What is happening at Swiss radio and television? SRG is facing far-reaching changes, and the red pencil is not stopping at prestigious formats. As the industry portal Persoenlich.com first reported, the program "Kontext" - once the flagship of Radio SRF 2 Kultur, most recently shrunk to a podcast - is being discontinued. The "Wirtschaftswoche" on Radio SRF 4 News is also being abolished.
Already known: The "Mittags-Tagesschau" will be replaced by a newsflash, regional journals at the weekend will be thinned out and online formats such as "We, Myself & Why" will disappear. SRG is facing its biggest transformation to date. Director General Susanne Wille explained on her first working day: "For SRG to remain SRG, it must change." Around CHF 270 million is to be saved by 2029 - this corresponds to around 1,000 full-time positions, or 17% of the workforce.
There are many reasons for this: the Federal Council wants to gradually reduce the radio and TV fee from CHF 335 to CHF 300 by 2029, which will bring in CHF 120 million less. In addition, the advertising market is collapsing - another 90 million will be lost. Inflation is also having a negative impact: an additional 60 million francs must be compensated for.
"Forward" is Wille's motto
Wille calls her transformation project "Enavant", meaning "forward". She plans to reorganize not only individual departments, but SRG as a whole. One insider describes the current savings and restructuring programs as a "savings cafeteria".
In 2024, the so-called halving initiative, "200 francs is enough", will be debated. It calls for a drastic reduction in fees and could be put to the vote in 2026. Criticism of the austerity policy comes from SP National Councillor Jon Pult, for example, who proposes financing the SRG via VAT: "Saving a quarter of a billion is unspeakable in view of the media crisis."
SVP National Councillor Gregor Rutz sees things differently: "It's the most normal thing in the world to consider where the offer is fraying."
A new style at the top
Wille's predecessor Gilles Marchand warned that cuts could jeopardize the public service, and Roger de Weck went even further by comparing the initiators of the halving initiative to authoritarian regimes. Wille, on the other hand, is committed to open dialog: She placed a round table in her office and invited the staff to take a seat.

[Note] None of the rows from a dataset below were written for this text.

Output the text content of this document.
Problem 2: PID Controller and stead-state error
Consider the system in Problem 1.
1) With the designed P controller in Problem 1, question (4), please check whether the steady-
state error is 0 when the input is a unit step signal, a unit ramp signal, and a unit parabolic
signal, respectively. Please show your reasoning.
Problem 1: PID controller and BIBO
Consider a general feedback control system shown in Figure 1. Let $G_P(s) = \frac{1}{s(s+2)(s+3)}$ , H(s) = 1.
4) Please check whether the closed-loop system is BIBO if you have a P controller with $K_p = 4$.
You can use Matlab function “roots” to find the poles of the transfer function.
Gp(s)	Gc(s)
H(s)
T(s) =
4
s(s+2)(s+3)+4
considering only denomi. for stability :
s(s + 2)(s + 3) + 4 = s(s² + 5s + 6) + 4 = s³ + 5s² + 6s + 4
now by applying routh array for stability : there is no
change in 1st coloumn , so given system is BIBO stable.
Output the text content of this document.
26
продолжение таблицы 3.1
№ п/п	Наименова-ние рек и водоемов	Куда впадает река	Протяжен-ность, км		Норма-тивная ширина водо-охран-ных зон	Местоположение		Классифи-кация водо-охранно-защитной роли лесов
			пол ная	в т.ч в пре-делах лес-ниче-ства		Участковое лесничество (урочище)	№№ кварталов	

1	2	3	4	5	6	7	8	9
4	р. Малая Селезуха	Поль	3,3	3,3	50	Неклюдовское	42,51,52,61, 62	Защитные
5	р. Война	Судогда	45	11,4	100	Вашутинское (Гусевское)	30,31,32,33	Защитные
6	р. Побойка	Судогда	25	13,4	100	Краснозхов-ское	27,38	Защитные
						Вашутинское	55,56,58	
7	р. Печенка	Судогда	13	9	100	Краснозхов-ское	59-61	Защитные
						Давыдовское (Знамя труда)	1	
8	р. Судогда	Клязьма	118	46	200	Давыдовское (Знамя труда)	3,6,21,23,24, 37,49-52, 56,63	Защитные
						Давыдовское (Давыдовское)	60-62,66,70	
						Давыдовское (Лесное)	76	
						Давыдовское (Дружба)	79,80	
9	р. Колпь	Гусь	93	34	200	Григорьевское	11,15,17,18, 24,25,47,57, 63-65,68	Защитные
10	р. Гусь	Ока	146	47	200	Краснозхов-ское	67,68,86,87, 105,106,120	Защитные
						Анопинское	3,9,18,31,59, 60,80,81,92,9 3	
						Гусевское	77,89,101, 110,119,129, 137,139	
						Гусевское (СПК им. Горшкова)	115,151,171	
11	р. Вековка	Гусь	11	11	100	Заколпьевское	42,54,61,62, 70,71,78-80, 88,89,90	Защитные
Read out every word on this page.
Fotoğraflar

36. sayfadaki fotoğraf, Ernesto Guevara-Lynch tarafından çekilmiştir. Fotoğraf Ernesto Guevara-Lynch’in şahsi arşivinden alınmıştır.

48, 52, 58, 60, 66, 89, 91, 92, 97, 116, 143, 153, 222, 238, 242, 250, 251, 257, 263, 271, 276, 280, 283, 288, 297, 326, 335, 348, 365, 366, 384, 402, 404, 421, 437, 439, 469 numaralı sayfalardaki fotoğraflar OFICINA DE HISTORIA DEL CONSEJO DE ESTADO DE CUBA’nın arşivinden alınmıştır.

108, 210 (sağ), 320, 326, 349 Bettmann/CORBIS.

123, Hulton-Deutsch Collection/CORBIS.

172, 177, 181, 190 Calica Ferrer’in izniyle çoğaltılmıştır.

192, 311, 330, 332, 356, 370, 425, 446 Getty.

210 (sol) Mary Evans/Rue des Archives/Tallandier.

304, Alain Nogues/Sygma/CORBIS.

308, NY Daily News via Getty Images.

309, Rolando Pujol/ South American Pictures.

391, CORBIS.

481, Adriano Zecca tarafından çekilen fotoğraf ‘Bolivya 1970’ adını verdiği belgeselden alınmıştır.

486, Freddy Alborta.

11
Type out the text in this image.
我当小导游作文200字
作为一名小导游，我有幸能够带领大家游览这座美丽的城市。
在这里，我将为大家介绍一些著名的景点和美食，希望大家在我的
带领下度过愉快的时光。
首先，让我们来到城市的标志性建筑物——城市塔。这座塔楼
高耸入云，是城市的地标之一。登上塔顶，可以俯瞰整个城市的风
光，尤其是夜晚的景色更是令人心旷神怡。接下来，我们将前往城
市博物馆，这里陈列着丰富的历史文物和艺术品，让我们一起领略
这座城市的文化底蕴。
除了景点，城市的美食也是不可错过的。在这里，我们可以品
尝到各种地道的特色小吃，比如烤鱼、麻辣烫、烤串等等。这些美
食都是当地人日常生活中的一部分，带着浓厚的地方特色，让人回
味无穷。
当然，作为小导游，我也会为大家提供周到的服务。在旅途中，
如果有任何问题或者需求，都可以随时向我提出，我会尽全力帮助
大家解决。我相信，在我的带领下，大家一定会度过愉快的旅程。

But the concerns are palpable. While smaller cost-cutting measures such as the abolition of fringe benefits - such as subsidies for public transport subscriptions - have met with little internal resistance, protests are forming against the abolition of "Kontext": around 50 editors signed a letter of complaint.
For SRG and its audience, the transformation has only just begun. Only time will tell whether this "superlative" will lead to survival or to a departure from the previous public service.